There is a running argument about whether the money going into AI will come back. Sequoia framed it as a $600 billion question in 2024: the revenue the industry would need to justify what it is spending on infrastructure. Goldman Sachs asked it more bluntly the same year, setting roughly a trillion dollars of coming capital spending against the benefit it has produced so far. We do not have a view on the macro number, and a two-person lab asserting one would be noise. The question that reaches us is smaller and harder to dodge: when the spending has to be justified deployment by deployment, which deployments survive.
It helps to be precise about where the losses actually are, because “inference is subsidized” is mostly false where people say it. Metered serving of tokens appears to be profitable. When DeepSeek disclosed the economics of its own inference system in early 2025, it reported a theoretical daily cost near $87,000 against a theoretical daily revenue near $562,000 at list prices. It was careful to call the margin theoretical, because its real revenue was lower: free web and app access, off-peak discounts, and no research or training cost in the figure. The point survives the caveats. Serving a token at list price clears the cost of serving it. The subsidy lives elsewhere, in flat-rate consumer plans where the heaviest users cost more than they pay, and in the research budgets of the frontier labs. So the reckoning is not a coming spike in token prices. It is each piece of deployed work having to show it was worth running.
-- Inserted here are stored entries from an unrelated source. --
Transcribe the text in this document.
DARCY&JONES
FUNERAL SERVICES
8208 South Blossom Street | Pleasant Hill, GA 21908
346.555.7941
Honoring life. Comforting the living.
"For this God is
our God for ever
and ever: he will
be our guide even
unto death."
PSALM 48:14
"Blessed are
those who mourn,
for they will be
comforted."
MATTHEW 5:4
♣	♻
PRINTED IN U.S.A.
On that, the record so far is poor. MIT’s NANDA initiative reported in 2025 that after thirty to forty billion dollars of enterprise spending, about 95 percent of generative-AI pilots showed no measurable impact on the bottom line. The study is survey and interview work and has been criticized on that ground, and we cite it with the caveat, but the shape is not in dispute: most deployments cannot show their return. The reason is usually not the model. It is that no one established what an accepted outcome was, or what it was worth, which is the subject of a separate note. A deployment that never defined its unit of account cannot prove it paid for itself, whatever the model costs.
The strongest argument against building for efficiency is that efficiency is about to stop mattering. Token prices are falling fast. a16z described roughly a tenfold drop per year in the cost of a given level of capability, and Epoch AI measured the same trend at anywhere from 9 to 900 times per year depending on the task, with a median near 50. If the price of the work halves and halves again, the savings from doing it efficiently shrink toward nothing, and raw token efficiency becomes a commodity rather than an advantage. We concede this plainly: as a way to spend less on tokens, our architecture has a shrinking edge. What deflation does not touch is the cost of a wrong answer accepted, which is paid in the workflow and not in the token, and does not fall when tokens do. There is a second concession worth stating in the same breath: cheaper and more reliable inference generates its own demand, so the capacity being built may well find work. We are not betting against AI. We are betting on which part of it pays.
So our assumptions are stated, and they are checkable against us later. The system is designed to be worth running at list-price inference, with no subsidized tokens holding up the math. The claim it rests on is that verified work inside a chosen vertical costs less per accepted outcome than an unverified call, at any token price. If token prices fall to nothing and that per-outcome cost does not follow them down, this note was wrong, and the errata will say so.